Il riferimento è all’articolo 50 del D.Lgs. 36/2023, che prevede come gli affidamenti delle prestazioni sottosoglia (quindi al di sotto dei 140mila euro) possano essere conferiti se le stazioni appaltanti procedono, “anche senza consultazione di più operatori economici, assicurando che siano scelti soggetti in possesso di documentate esperienze pregresse idonee all’esecuzione delle prestazioni contrattuali”. Quindi se si tratta di importi molto al di sotto della soglia fissata, nessun rischio e tutto affidato semplicemente alla selezione dell'operatore qualificato.

Una possibilità che è divenuta una regola, con un evento che sostanzialmente si svolgeva man mano che lo si andava autorizzando. Un esempio è una delibera firmata il 13 marzo per i servizi di allestimento audio per l’evento svoltosi nell’atrio della Prefettura di Agrigento la stessa mattina. Il preventivo era stato richiesto al professionista tramite il Mercato elettronico il giorno prima per un costo di circa 1.200 euro e mentre l’evento era in corso l’aggiudicazione veniva affissa all’Albo pretorio del Comune.

Di esempi così, o quantomeno simili, se ne contano moltissimi, anche senza considerare le variazioni del programma imposte dal maltempo. Altro tema, per restare nell’ambito della burocrazia dei soldi pubblici, è: da dove arrivano i soldi necessari per pagare una delle Sagre più costose degli ultimi anni?

Questa volta niente maxi finanziamento prodigioso da parte della Regione, che già ha abbondantemente elargito alla città per Capitale della Cultura 2025, ma tutti soldi provenienti dal bilancio comunale, se si escludono circa 40mila euro provenienti dal Libero Consorzio.

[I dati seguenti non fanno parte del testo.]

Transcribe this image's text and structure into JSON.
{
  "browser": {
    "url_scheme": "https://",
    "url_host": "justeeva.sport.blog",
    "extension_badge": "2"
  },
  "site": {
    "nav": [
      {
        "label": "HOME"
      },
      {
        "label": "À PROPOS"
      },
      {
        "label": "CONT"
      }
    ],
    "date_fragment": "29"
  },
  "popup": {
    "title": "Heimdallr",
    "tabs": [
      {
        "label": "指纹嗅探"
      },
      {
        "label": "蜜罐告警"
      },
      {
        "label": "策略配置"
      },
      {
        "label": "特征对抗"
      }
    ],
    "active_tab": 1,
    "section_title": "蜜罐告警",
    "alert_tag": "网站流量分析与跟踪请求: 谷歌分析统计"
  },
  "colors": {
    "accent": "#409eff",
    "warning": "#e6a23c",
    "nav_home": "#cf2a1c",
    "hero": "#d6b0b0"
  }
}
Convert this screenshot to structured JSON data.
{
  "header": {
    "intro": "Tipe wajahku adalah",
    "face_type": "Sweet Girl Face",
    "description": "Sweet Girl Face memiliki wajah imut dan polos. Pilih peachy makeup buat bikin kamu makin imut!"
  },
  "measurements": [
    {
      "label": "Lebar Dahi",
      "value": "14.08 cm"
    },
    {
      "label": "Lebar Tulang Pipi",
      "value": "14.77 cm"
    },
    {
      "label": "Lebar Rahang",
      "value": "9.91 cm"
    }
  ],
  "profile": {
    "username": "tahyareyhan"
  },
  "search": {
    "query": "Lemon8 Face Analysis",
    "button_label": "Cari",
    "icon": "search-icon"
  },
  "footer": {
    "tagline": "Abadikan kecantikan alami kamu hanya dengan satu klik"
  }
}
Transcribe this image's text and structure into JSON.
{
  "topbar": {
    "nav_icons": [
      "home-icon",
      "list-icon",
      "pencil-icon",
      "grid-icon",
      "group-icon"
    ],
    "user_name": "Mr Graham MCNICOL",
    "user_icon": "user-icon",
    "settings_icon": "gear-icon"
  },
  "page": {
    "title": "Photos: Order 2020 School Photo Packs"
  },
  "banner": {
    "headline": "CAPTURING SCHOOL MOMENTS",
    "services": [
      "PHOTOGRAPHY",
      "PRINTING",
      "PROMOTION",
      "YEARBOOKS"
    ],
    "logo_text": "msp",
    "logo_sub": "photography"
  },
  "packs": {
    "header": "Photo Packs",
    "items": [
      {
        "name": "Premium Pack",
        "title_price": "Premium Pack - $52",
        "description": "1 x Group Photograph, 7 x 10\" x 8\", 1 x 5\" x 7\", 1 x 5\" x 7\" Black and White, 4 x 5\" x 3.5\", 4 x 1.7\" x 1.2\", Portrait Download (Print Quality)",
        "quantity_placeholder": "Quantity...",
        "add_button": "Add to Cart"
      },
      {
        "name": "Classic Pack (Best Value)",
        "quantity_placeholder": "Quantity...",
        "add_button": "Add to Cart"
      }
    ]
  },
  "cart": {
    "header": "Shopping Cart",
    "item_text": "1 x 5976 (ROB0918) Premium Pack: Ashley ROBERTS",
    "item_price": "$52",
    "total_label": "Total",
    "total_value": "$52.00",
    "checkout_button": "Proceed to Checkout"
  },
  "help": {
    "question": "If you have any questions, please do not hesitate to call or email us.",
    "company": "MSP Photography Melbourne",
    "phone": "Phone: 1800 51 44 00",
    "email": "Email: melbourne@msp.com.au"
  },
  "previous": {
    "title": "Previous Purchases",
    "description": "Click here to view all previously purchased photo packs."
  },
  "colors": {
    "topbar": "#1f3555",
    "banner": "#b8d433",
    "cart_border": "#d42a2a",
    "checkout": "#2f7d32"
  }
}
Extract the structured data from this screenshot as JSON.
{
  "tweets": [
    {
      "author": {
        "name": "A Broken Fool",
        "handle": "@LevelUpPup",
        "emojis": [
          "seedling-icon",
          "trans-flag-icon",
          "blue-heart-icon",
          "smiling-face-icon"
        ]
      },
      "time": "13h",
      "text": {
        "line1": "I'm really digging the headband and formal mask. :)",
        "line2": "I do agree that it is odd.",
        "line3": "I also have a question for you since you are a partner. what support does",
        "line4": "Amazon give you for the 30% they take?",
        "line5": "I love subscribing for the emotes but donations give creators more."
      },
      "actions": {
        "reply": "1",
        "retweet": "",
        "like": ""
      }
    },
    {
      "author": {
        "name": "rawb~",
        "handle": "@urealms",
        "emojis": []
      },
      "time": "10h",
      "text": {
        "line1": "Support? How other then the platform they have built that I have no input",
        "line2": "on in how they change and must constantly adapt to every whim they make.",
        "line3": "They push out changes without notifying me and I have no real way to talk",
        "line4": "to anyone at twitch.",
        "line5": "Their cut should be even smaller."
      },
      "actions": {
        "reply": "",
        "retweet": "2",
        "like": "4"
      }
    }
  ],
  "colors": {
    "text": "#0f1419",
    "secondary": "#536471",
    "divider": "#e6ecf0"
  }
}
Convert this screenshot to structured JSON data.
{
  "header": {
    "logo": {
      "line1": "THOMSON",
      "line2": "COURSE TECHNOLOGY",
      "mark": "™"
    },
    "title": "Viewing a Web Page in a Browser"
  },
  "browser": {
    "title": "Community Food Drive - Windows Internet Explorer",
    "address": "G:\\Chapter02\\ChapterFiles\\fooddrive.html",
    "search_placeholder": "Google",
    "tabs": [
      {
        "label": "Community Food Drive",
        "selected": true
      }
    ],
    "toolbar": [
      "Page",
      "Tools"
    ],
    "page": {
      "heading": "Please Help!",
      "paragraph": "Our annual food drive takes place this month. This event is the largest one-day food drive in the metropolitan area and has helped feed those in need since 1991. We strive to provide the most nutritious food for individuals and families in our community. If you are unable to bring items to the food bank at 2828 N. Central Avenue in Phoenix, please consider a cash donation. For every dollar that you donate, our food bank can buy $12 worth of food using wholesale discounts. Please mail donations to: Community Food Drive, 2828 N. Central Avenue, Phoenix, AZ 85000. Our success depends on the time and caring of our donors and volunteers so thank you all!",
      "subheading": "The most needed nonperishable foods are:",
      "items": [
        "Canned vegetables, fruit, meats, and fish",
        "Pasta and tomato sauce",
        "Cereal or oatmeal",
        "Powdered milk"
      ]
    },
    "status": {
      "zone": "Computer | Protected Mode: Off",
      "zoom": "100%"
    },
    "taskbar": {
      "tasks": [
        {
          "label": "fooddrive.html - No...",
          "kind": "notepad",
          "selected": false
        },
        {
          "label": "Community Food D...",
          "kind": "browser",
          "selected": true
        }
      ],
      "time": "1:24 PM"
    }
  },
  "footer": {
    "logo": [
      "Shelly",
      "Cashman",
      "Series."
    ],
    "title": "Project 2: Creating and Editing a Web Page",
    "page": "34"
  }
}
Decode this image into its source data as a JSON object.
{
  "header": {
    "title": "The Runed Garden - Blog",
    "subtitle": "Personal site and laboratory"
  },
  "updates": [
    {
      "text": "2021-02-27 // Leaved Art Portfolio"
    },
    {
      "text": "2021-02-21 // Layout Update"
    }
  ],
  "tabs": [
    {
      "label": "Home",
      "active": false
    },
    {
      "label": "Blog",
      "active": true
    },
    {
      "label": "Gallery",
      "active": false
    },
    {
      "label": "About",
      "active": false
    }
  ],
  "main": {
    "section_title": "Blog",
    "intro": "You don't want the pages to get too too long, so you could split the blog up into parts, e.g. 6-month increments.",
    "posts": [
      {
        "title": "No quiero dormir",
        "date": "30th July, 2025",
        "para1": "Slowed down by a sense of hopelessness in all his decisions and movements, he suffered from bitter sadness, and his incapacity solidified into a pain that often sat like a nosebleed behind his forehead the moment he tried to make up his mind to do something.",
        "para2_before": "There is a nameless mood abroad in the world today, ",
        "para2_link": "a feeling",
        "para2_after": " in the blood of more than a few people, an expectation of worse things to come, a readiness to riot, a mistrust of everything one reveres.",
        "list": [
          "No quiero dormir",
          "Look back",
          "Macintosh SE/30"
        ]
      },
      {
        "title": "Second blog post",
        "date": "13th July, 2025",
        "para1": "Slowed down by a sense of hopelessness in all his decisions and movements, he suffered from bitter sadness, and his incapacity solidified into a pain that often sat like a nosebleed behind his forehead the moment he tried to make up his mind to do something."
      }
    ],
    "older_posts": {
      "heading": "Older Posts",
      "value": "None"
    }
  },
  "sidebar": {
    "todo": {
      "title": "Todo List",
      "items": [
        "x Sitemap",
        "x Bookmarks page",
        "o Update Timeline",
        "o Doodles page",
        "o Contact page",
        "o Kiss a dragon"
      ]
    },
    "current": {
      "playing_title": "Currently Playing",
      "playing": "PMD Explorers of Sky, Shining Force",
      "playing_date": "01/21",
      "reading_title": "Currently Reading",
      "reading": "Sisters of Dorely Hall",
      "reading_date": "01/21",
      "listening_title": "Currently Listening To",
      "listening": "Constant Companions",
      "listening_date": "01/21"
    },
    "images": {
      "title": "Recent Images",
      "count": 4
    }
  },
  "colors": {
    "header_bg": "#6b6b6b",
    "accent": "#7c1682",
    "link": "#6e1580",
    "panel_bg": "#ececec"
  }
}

Il Comune, va precisato, non ha ancora approvato il bilancio, ed è stato necessario un intervento d’urgenza sui conti per superare i limiti gestionali di questa fase. È stata quindi approvata una variazione di bilancio basata sul risultato di amministrazione presunto del 2025. Soldi che solo in minima parte erano obbligatoriamente destinati alla promozione. A fronte di un costo di oltre 800mila euro, infatti, 122.739 euro derivano dall’avanzo vincolato dell’imposta di soggiorno. La fetta più consistente, pari a 495.039,50 euro, proviene dal capitolo relativo all’organizzazione di eventi, pubblicità e servizi per trasferte, cui si aggiungono 150.000 euro provenienti dal capitolo destinato a "Eventi di promozione del territorio".

Sotto il profilo dei passaggi burocratici, l'operazione ha richiesto un'azione d'urgenza poiché il Comune si trova in esercizio provvisorio. Una manovra che avviene in un contesto finanziario complesso: il prospetto del risultato di amministrazione presunto 2025 evidenzia una quota disponibile negativa per circa 20,5 milioni di euro, segnale di una rigidità strutturale che richiede una gestione estremamente oculata delle risorse vincolate. In più, questa maxi manovra, ha di fatto messo un’ipoteca enorme sulla futura capacità dell’Ente – almeno nell’immediato – di promuovere iniziative di tipo turistico.